10. Indikasi operasi
      Pasien-pasien yang perlu mendapat tindakan operasi (reseksi paru), adalah:
Untuk TB paru: Pasien batuk darah berat yang tidak dapat diatasi dengan cara konservatif, pasien dengan fistula bronkopleura dan empiema yang tidak dapat diatasi secara konservatif, Pasien MDR TB dengan kelainan paru yang terlokalisir. Untuk TB ekstra paru: Pasien TB ekstra paru dengan komplikasi, misalnya pasien TB tulang yang disertai kelainan neurologik.



BAB V
PENCEGAHAN

5.1  Tindakan Pencegahan Penderita, Kontak dan Lingkungan.

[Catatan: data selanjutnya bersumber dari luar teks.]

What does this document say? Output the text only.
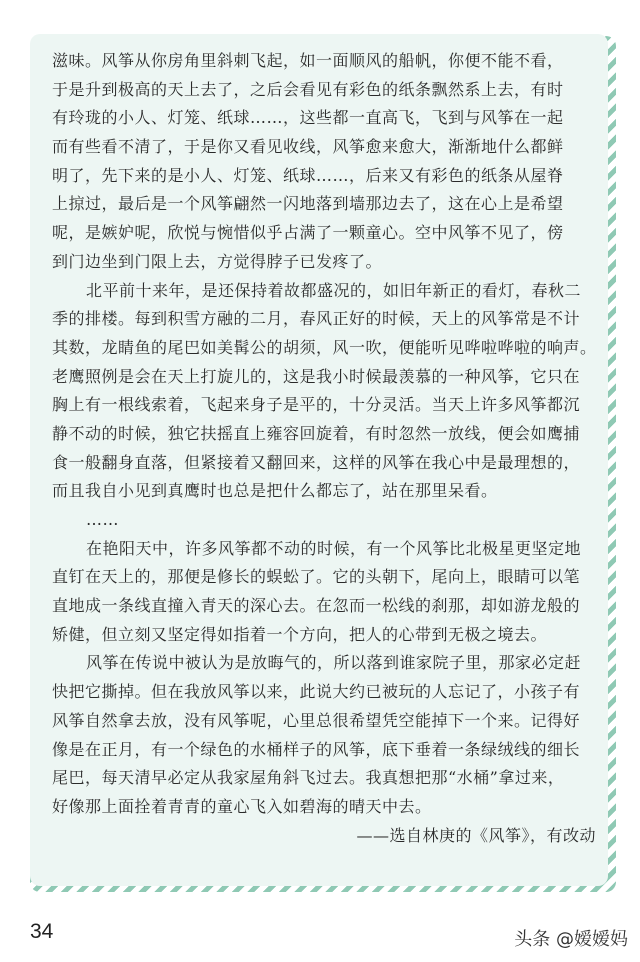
滋味。风筝从你房角里斜刺飞起，如一面顺风的船帆，你便不能不看，
于是升到极高的天上去了，之后会看见有彩色的纸条飘然系上去，有时
有玲珑的小人、灯笼、纸球……，这些都一直高飞，飞到与风筝在一起
而有些看不清了，于是你又看见收线，风筝愈来愈大，渐渐地什么都鲜
明了，先下来的是小人、灯笼、纸球……，后来又有彩色的纸条从屋脊
上掠过，最后是一个风筝翩然一闪地落到墙那边去了，这在心上是希望
呢，是嫉妒呢，欣悦与惋惜似乎占满了一颗童心。空中风筝不见了，傍
到门边坐到门限上去，方觉得脖子已发疼了。
北平前十来年，是还保持着故都盛况的，如旧年新正的看灯，春秋二
季的排楼。每到积雪方融的二月，春风正好的时候，天上的风筝常是不计
其数，龙睛鱼的尾巴如美髯公的胡须，风一吹，便能听见哗啦哗啦的响声。
老鹰照例是会在天上打旋儿的，这是我小时候最羡慕的一种风筝，它只在
胸上有一根线索着，飞起来身子是平的，十分灵活。当天上许多风筝都沉
静不动的时候，独它扶摇直上雍容回旋着，有时忽然一放线，便会如鹰捕
食一般翻身直落，但紧接着又翻回来，这样的风筝在我心中是最理想的，
而且我自小见到真鹰时也总是把什么都忘了，站在那里呆看。
……
在艳阳天中，许多风筝都不动的时候，有一个风筝比北极星更坚定地
直钉在天上的，那便是修长的蜈蚣了。它的头朝下，尾向上，眼睛可以笔
直地成一条线直撞入青天的深心去。在忽而一松线的刹那，却如游龙般的
矫健，但立刻又坚定得如指着一个方向，把人的心带到无极之境去。
风筝在传说中被认为是放晦气的，所以落到谁家院子里，那家必定赶
快把它撕掉。但在我放风筝以来，此说大约已被玩的人忘记了，小孩子有
风筝自然拿去放，没有风筝呢，心里总很希望凭空能掉下一个来。记得好
像是在正月，有一个绿色的水桶样子的风筝，底下垂着一条绿绒线的细长
尾巴，每天清早必定从我家屋角斜飞过去。我真想把那“水桶”拿过来，
好像那上面拴着青青的童心飞入如碧海的晴天中去。
——选自林庚的《风筝》，有改动
34	头条 @嫒嫒妈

     Tindakan pencegahan dapat dikerjakan oleh penderita, masyarakat dan petugas
Kesehatan:
1. Oleh penderita, dapat dilakukan dengan menutup mulut sewaktu batuk dan membuang dahak tidak disembarangan tempat.
2. Oleh masyarakat dapat dilakukan dengan meningkatkan dengan terhadap bayi harus harus diberikan vaksinasi BCG.
3. Oleh petugas kesehatan dengan memberikan penyuluhan tentang penyakit TB yang antara lain meliputi gejala bahaya dan akibat yang ditimbulkannya.
4. Isolasi, pemeriksaan kepada orang-orang yang terinfeksi, pengobatan khusus TBC. Pengobatan mondok dirumah sakit hanya bagi penderita yang kategori berat yang memerlukan pengembangan program pengobatannya yang karena alasan-alasan social ekonomi dan medis untuk tidak dikehendaki pengobatan jalan.
5. Des-Infeksi, Cuci tangan dan tata rumah tangga kebersihan yang ketat, perlu perhatian khusus terhadap muntahan dan ludah (piring, hundry, tempat tidur, pakaian), ventilasi rumah dan sinar matahari yang cukup.
6. Imunisasi orang-orang kontak. Tindakan pencegahan bagi orang-orang sangat dekat (keluarga, perawat, dokter, petugas kesehatan lain) dan lainnya yang terindikasi dengan vaksin BCG dan tindak lanjut bagi yang positif tertular.
7. Penyelidikan orang-orang kontak. Tuberculin-test bagi seluruh anggota keluarga dengan foto rontgen yang bereaksi positif, apabila cara-cara ini negatif, perlu diulang pemeriksaan tiap bulan selama 3 bulan, perlu penyelidikan intensif.
8. Pengobatan khusus. Penderita dengan TBC aktif perlu pengobatan yang tepat. Obat-obat kombinasi yang telah ditetapkan oleh dokter diminum dengan tekun dan teratur, waktu yang lama ( 6 atau 12 bulan).